General Lifestyle Guidelines for Alzheimer’s Prevention
Besides diet, there are a number of other lifestyle factors that can contribute to or hinder neurological health. The following strategies are therefore also important for any Alzheimer’s prevention plan:
- Exercise regularly. It’s been suggested that exercise can trigger a change in the way the amyloid precursor protein is metabolized,9 thus, slowing down the onset and progression of Alzheimer’s. Exercise also increases levels of the protein PGC-1alpha. Exercise also leads to hippocampus growth and memory improvement.10 I would strongly recommend reviewing the Peak Fitness Technique for my specific recommendations. Also, be sure to do regular walking. New studies suggest you need between 7,000-10,000 steps a day, in addition to your high-intensity exercise, to stay healthy.
- Optimize your vitamin D levels with safe sun exposure. Strong links between low levels of vitamin D in Alzheimer’s patients and poor outcomes on cognitive tests have been revealed. Researchers believe that optimal vitamin D levels may enhance the amount of important chemicals in your brain and protect brain cells by increasing the effectiveness of the glial cells in nursing damaged neurons back to health. Vitamin D may also exert some of its beneficial effects on Alzheimer’s through its anti-inflammatory and immune-boosting properties. Sufficient vitamin D (50-70 ng/ml) is imperative for proper functioning of your immune system to combat inflammation that is also associated with Alzheimer’s.
- Avoid and eliminate mercury from your body. Dental amalgam fillings, which are 50 percent mercury by weight, are one of the major sources of heavy metal toxicity, however you should be healthy prior to having them removed. Once you have adjusted to following the diet described in my optimized nutrition plan, you can follow the mercury detox protocol and then find a biological dentist to have your amalgams removed.
- Avoid and eliminate aluminum from your body. Sources of aluminum include antiperspirants, non-stick cookware, vaccine adjuvants, etc. For tips on how to detox aluminum, please see my article, “First Case Study to Show Direct Link between Alzheimer’s and Aluminum Toxicity.”
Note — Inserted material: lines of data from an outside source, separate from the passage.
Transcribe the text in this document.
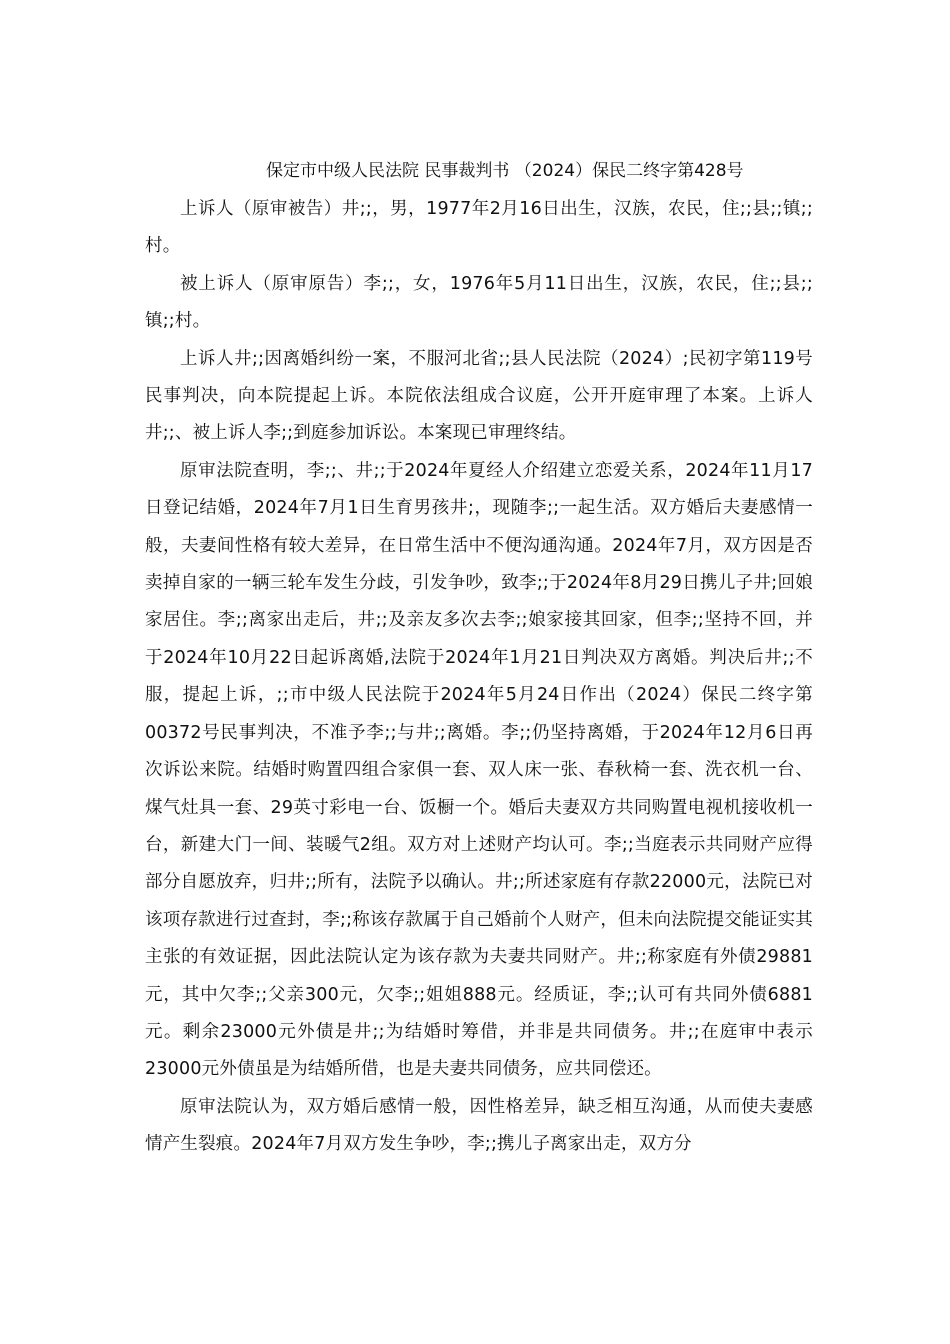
保定市中级人民法院 民事裁判书 （2024）保民二终字第428号

上诉人（原审被告）井;;，男，1977年2月16日出生，汉族，农民，住;;县;;镇;;村。

被上诉人（原审原告）李;;，女，1976年5月11日出生，汉族，农民，住;;县;;镇;;村。

上诉人井;;因离婚纠纷一案，不服河北省;;县人民法院（2024）;民初字第119号民事判决，向本院提起上诉。本院依法组成合议庭，公开开庭审理了本案。上诉人井;;、被上诉人李;;到庭参加诉讼。本案现已审理终结。

原审法院查明，李;;、井;;于2024年夏经人介绍建立恋爱关系，2024年11月17日登记结婚，2024年7月1日生育男孩井;，现随李;;一起生活。双方婚后夫妻感情一般，夫妻间性格有较大差异，在日常生活中不便沟通沟通。2024年7月，双方因是否卖掉自家的一辆三轮车发生分歧，引发争吵，致李;;于2024年8月29日携儿子井;回娘家居住。李;;离家出走后，井;;及亲友多次去李;;娘家接其回家，但李;;坚持不回，并于2024年10月22日起诉离婚,法院于2024年1月21日判决双方离婚。判决后井;;不服，提起上诉，;;市中级人民法院于2024年5月24日作出（2024）保民二终字第00372号民事判决，不准予李;;与井;;离婚。李;;仍坚持离婚，于2024年12月6日再次诉讼来院。结婚时购置四组合家俱一套、双人床一张、春秋椅一套、洗衣机一台、煤气灶具一套、29英寸彩电一台、饭橱一个。婚后夫妻双方共同购置电视机接收机一台，新建大门一间、装暖气2组。双方对上述财产均认可。李;;当庭表示共同财产应得部分自愿放弃，归井;;所有，法院予以确认。井;;所述家庭有存款22000元，法院已对该项存款进行过查封，李;;称该存款属于自己婚前个人财产，但未向法院提交能证实其主张的有效证据，因此法院认定为该存款为夫妻共同财产。井;;称家庭有外债29881元，其中欠李;;父亲300元，欠李;;姐姐888元。经质证，李;;认可有共同外债6881元。剩余23000元外债是井;;为结婚时筹借，并非是共同债务。井;;在庭审中表示23000元外债虽是为结婚所借，也是夫妻共同债务，应共同偿还。

原审法院认为，双方婚后感情一般，因性格差异，缺乏相互沟通，从而使夫妻感情产生裂痕。2024年7月双方发生争吵，李;;携儿子离家出走，双方分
- Avoid flu vaccinations as most contain both mercury and aluminum, well-known neurotoxic and immunotoxic agents.
- Avoid anticholinergics and statin drugs. Drugs that block acetylcholine, a nervous system neurotransmitter, have been shown to increase your risk of dementia. These drugs include certain nighttime pain relievers, antihistamines, sleep aids, certain antidepressants, medications to control incontinence, and certain narcotic pain relievers. Statin drugs are particularly problematic because they suppress the synthesis of cholesterol, deplete your brain of coenzyme Q10 and neurotransmitter precursors, and prevent adequate delivery of essential fatty acids and fat-soluble antioxidants to your brain by inhibiting the production of the indispensable carrier biomolecule known as low-density lipoprotein.
- Challenge your mind daily. Mental stimulation, especially learning something new, such as learning to play an instrument or a new language, is associated with a decreased risk of Alzheimer’s. Researchers suspect that mental challenge helps to build up your brain, making it less susceptible to the lesions associated with Alzheimer’s disease.